Para os advogados da área trabalhista, a crescente taxa da judicialização será “potencializada” com a recente decisão do TST, que amplia o acesso à Justiça estabelecendo que, para acioná-la, basta declarar a hipossuficiência. 

O advogado Sérgio Pelcerman, pós-graduado em direito e processo do trabalho pela universidade Mackenzie, ressaltou o perigo de uma concessão “indiscriminada” da justiça gratuita. Disse que a tendência, como vem acontecendo, é do aparecimento de novas ações infundadas que aumentam as demandas do Judiciário, sobrecarrega os juízes e, assim, posterga os processos que fariam sentido existirem.

[Com a decisão] a gente volta para um passado de ações. Possivelmente, devem ter pedidos fora da realidade ou que entram em um contexto totalmente desconexo dos fatos, e esse é o maior problema de tudo. O balizador da decisão, agora com precedentes, será medido em 2025”, disse. O recesso forense começa nesta 6ª feira (20.dez.2024) e vai até janeiro do próximo ano.

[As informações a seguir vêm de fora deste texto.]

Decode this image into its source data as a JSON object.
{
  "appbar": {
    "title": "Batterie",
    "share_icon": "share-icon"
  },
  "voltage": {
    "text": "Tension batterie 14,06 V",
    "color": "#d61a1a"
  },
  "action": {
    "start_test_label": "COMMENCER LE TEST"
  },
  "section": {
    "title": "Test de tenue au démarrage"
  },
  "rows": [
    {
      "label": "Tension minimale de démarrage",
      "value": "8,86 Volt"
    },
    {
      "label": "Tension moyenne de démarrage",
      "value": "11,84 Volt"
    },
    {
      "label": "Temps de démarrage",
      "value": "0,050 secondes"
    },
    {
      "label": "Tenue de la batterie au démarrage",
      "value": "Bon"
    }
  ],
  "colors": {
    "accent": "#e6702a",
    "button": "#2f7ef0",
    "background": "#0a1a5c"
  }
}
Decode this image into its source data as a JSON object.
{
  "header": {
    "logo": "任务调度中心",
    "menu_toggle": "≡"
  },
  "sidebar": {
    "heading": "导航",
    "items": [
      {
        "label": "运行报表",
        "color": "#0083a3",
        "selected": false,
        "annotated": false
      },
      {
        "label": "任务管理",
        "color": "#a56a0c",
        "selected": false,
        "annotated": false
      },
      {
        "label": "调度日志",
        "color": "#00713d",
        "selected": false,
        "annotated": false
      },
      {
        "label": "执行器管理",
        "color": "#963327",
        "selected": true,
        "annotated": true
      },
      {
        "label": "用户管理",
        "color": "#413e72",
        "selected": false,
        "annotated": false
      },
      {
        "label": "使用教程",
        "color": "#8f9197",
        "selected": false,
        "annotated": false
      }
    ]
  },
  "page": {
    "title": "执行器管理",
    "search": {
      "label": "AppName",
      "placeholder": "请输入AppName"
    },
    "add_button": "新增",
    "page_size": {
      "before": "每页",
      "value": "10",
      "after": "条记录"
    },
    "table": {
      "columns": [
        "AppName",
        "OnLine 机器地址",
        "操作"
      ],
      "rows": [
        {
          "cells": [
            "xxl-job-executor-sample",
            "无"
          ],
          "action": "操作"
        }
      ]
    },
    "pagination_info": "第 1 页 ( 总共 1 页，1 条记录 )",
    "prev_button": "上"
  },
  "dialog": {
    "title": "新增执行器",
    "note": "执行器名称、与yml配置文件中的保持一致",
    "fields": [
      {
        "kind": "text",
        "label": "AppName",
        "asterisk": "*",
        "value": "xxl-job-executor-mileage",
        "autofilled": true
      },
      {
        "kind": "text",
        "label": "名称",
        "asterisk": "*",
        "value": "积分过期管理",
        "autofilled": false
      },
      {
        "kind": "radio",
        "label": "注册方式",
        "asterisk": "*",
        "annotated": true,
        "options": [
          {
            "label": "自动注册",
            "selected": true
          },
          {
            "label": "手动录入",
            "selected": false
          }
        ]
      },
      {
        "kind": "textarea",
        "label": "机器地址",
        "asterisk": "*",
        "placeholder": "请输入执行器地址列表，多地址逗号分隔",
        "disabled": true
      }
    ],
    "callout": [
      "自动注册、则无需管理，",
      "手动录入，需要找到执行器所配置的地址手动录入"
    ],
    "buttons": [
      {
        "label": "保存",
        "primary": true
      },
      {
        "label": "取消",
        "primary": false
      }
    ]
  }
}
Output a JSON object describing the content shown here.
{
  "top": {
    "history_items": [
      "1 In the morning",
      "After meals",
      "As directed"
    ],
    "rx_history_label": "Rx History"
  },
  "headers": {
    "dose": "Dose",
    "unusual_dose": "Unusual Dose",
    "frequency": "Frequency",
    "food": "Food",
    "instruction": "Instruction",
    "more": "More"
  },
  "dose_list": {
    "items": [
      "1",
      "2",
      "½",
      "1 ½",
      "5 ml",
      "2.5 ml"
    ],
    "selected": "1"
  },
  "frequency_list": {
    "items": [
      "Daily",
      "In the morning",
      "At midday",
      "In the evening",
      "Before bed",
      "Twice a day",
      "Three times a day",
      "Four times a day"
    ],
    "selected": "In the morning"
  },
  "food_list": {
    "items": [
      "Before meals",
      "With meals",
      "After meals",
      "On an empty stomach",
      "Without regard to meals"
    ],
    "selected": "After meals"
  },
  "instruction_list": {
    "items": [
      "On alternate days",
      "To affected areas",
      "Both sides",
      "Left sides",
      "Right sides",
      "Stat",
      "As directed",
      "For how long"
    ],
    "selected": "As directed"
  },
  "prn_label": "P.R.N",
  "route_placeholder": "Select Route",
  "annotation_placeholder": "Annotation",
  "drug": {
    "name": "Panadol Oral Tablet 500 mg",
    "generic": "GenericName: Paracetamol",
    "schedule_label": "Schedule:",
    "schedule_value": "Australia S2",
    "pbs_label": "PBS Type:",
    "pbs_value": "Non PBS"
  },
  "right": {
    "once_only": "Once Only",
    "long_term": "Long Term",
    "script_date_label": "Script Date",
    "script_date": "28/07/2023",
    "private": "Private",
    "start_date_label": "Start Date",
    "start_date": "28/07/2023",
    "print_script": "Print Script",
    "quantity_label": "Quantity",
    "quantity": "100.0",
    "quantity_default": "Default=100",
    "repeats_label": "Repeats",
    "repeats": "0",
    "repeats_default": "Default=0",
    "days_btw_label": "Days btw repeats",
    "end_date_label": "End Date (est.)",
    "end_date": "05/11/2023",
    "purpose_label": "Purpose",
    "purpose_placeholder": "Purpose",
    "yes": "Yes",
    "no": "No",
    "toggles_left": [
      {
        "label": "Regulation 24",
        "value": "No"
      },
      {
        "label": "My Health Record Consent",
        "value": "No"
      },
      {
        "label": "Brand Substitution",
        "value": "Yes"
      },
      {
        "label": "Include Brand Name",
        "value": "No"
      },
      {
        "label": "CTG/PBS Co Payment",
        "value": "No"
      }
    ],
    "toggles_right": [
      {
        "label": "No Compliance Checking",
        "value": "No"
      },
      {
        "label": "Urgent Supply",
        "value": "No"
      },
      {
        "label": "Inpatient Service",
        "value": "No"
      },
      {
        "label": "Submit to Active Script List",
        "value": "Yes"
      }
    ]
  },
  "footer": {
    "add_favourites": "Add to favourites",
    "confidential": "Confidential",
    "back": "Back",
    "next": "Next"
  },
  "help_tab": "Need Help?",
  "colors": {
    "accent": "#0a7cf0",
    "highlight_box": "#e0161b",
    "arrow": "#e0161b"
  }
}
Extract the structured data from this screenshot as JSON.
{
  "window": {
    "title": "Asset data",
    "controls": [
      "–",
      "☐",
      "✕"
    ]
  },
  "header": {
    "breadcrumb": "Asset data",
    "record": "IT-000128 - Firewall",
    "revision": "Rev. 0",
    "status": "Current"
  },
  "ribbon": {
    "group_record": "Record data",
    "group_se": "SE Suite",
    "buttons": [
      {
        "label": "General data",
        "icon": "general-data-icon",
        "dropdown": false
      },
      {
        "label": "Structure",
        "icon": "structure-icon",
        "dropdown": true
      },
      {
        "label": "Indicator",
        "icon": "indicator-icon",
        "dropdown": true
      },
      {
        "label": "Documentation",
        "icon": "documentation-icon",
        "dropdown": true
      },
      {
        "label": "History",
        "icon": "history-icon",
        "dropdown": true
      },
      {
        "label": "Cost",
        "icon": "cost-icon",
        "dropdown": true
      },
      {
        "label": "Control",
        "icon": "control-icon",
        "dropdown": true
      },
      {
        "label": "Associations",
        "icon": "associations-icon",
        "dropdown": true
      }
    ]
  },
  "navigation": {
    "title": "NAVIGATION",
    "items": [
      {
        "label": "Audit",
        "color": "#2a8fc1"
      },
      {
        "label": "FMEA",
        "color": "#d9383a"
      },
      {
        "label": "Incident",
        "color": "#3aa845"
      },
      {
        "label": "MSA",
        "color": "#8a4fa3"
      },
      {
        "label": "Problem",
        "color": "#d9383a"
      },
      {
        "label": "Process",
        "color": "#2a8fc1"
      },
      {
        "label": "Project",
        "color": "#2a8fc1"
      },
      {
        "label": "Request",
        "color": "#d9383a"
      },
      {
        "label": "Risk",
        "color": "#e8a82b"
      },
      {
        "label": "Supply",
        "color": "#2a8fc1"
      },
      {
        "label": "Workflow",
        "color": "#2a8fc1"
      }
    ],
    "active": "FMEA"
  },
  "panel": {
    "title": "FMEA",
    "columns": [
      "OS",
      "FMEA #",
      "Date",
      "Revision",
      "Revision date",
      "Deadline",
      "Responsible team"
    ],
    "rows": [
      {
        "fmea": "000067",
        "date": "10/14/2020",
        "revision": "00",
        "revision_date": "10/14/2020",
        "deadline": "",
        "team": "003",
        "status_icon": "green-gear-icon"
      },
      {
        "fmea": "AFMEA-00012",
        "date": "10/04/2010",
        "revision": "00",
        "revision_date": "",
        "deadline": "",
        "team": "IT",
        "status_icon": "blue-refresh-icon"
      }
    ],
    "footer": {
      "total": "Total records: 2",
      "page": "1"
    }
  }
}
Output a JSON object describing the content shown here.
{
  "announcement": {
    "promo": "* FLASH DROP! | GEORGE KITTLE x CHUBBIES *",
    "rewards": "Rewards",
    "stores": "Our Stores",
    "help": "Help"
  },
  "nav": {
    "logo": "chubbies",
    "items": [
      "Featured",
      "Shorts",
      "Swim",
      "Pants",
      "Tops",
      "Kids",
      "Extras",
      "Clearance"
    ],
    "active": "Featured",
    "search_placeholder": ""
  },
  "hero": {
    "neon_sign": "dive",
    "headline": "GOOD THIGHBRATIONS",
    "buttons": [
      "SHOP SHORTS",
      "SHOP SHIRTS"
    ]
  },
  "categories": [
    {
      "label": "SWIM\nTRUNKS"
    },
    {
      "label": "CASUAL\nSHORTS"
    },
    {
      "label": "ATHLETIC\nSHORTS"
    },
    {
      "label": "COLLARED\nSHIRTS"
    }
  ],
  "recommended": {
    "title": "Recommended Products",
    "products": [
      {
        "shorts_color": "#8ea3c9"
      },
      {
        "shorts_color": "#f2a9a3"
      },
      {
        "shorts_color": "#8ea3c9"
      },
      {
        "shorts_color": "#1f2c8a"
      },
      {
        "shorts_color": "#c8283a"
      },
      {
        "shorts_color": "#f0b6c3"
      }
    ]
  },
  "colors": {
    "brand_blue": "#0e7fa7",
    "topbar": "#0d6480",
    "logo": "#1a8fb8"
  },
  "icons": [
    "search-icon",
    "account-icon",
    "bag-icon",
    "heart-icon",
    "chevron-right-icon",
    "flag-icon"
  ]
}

O  especialista em Direito do Trabalho Carlos Eduardo Costa explicou que a reforma veio para intervir na crescente demanda da Justiça e que as movimentações do TST e do STF ao longo dos últimos incentiva a judicialização de pedidos que naturalmente não se sustentariam.

“As reclamações trabalhistas ali, entre 2017 e 2021, passaram a ter um conteúdo muito mais objetivo. A gente costumava falar que, antigamente, as reclamações trabalhistas, elas vinham com pedido de A a Z, né? Tinha um rol de pedidos super extenso, porque a pessoa podia pedir aquilo que bem entendia, sabendo que, se ela perdesse, não aconteceria nada. De 2017 a 2021, os pedidos ficaram muito mais racionais e eram muito mais comedidos”, afirmou.

O especialista Carlos Eduardo Costa, que atende empresas, também falou da possibilidade de um efeito “desmoralizante” na justiça do Trabalho, com pessoas com remuneração alta usando da declaração destinada a pessoas hipossuficientes. 

“Como é que eu vou provar que a pessoa não deve receber a justiça gratuita? Eu não sei se ela está empregada, eu não sei como ela ganha, eu não tenho acesso às contas dela, né? Então, a gente vai voltar a ver um movimento que, de certa forma, era até desmoralizante na justiça”, afirmou.

Declarou que as empresas podem sair muito prejudicadas de situações. Pelcerman também ressaltou essa possibilidade da “desproporcionalidade” de custos para as empresas.

Carlos citou como exemplo uma situação em que o trabalhador ajuiza uma reclamação trabalhista “exagerada” para facilitar um acordo, já contando com uma revelia da empresa.

De acordo com CPC (Código de Processo Civil), revelia é o ato de o réu deixar de se defender, mesmo tendo sido oficialmente informado pela justiça da existência de um processo judicial contra ele. Acontece quando a parte não acompanha adequadamente a situação judicial.

Para a advogada da Ferraz dos Passos Advocacia e Consultoria Carolina Cabral Mori, a medida aprovada reduz as dificuldades enfrentadas pelos trabalhadores para comprovar a hipossuficiência. 

Disse que amplia o acesso à Justiça de uma forma positiva, pois elimina o medo de eventuais impactos patrimoniais em casos de derrotas judiciais que hoje, segundo ela, “apenas recaem no caso de ausência imotivada do reclamante em audiências”

“No meu ponto de vista, meras alterações legislativas, por si só, não são suficientes para desencorajar o uso do sistema judiciário, uma vez que as causas estruturais dos litígios permanecem sem solução, ou em muito os empregados continuam tendo seus direitos violados. O que foi mitigado foi a percepção de risco, e a quantidade de novas ações trabalhistas, voltando a crescer, eu acho que reflete o retorno da confiança no sistema judiciário”, declarou.